2020 Halving - Done!
After months of growing discussion and speculation, the third halving in the history of the most popular cryptocurrency - BTC, has just happened.
Of course, this will bring many changes that will have a significant impact on all those involved, including miners, traders and investors.
Over the next four years, or until the next batch of 210,000 blocks are produced, miners will be awarded 6.25 BTC per block instead of 12.5 BTC.
As the rewards for miners will be halved, the question is whether mining will still be profitable. One recent study showed that the price of Bitcoin must to rise to about $15,000 or more to be financially viable for miners.
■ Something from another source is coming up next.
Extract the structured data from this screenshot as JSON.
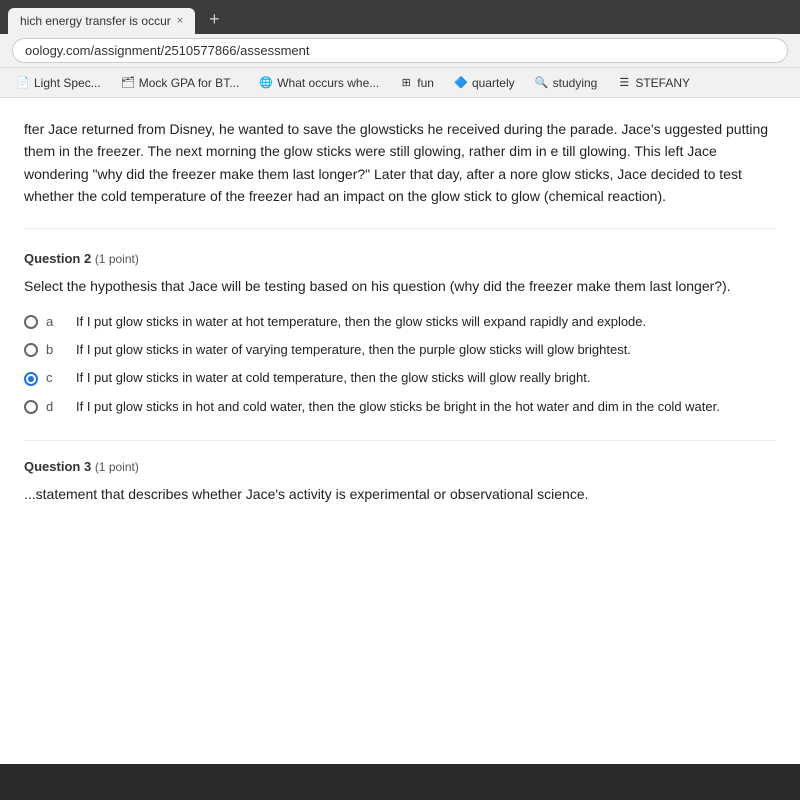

With estimates based on ten minutes of average processing time per block, the number of freshly extracted bitcoins is also halved - from 1,800 BTC per day to 900 BTC.
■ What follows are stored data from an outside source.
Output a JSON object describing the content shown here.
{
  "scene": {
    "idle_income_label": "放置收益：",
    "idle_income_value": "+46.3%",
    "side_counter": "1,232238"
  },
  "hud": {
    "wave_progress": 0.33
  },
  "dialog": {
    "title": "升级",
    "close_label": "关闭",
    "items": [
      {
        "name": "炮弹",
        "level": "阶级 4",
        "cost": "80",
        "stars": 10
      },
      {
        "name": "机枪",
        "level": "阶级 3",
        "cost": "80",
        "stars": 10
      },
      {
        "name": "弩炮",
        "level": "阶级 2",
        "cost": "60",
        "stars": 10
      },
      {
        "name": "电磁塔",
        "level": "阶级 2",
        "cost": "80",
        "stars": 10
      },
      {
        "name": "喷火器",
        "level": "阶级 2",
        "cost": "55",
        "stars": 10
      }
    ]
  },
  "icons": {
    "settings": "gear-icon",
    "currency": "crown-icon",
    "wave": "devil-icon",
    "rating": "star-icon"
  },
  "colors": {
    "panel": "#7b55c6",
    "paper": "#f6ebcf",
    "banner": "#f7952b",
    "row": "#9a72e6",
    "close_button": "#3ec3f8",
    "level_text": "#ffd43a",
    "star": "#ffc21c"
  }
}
The drop in daily delivery also means that the inflation rate should fall from about 3.72% before halving to 1.8% now.
Because BTC miners, who are responsible for the bitcoin network, will now only receive half the prize, it is worth examining the potential consequences for hashrate. As we have written before, the hashrate has a sharp increase a few hours before the event.
Now, a few minutes after halving, the hashrate is just over 120 million TH/s.
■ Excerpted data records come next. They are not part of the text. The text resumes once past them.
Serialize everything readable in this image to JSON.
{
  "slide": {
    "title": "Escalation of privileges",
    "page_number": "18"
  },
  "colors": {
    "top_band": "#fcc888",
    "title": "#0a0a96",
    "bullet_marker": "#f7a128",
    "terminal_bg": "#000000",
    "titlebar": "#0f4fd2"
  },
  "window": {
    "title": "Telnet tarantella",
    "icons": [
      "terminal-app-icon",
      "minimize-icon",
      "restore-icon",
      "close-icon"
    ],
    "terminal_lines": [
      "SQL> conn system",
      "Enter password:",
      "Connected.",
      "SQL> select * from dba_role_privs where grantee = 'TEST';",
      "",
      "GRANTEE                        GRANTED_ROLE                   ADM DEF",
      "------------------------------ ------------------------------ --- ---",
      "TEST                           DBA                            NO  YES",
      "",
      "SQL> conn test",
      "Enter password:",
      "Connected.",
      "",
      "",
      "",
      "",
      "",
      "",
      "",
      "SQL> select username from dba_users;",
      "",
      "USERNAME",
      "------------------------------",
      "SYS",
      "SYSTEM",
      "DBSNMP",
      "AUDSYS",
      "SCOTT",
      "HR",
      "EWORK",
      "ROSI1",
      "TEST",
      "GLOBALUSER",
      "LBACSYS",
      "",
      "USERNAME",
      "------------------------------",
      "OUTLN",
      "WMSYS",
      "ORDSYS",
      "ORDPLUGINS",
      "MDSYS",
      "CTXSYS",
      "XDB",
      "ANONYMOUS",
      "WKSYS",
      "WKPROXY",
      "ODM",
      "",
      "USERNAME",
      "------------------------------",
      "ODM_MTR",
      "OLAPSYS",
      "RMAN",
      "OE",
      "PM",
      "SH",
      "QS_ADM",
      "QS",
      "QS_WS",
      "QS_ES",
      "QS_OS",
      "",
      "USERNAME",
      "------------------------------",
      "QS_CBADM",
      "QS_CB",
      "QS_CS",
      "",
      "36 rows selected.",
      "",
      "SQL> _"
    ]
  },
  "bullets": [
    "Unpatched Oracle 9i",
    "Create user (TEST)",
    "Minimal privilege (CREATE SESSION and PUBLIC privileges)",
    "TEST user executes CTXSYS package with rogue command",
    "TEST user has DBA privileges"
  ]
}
Although miners receive less BTC after each halving, the latest report indicates that between 2016 and 2020, Bitcoin hashrate increased by over 6800%. Despite growing concerns that miners may capitulate, they have steadily increased their computing power to maintain the network.
What impact will halving have on the price of Bitcoin?
While the above fundamentals are essential to the health of the network, most of crypto community are interested in what impact halving will have on the price of bitcoin.
On the day before halving, bitcoin experienced significant price fluctuations, and this had nothing to do with historical halvings.
First the price peaked and tested a psychological barrier of $10,000. Then it fell to about $8,000 in a few hours, rose back to $9,200, and then returned to $8,850. Now, after halving, the BTC price is about $8,500.
Looking at the historical graphs, halving has been a significant catalyst for the massive increase in Bitcoin prices. In the months following the first halving in 2012, the value of assets increased from $12 to nearly $1200.
On July 9, 2016, when the second halving took place, the basic cryptocurrency price was at approximately $660 level. A year later, Bitcoin blasted to $2,800, and in December 2017 it reached its highest ever level of $20,000.
Therefore, it is interesting to see whether history will circle and whether we will achieve new ATHs in the coming years.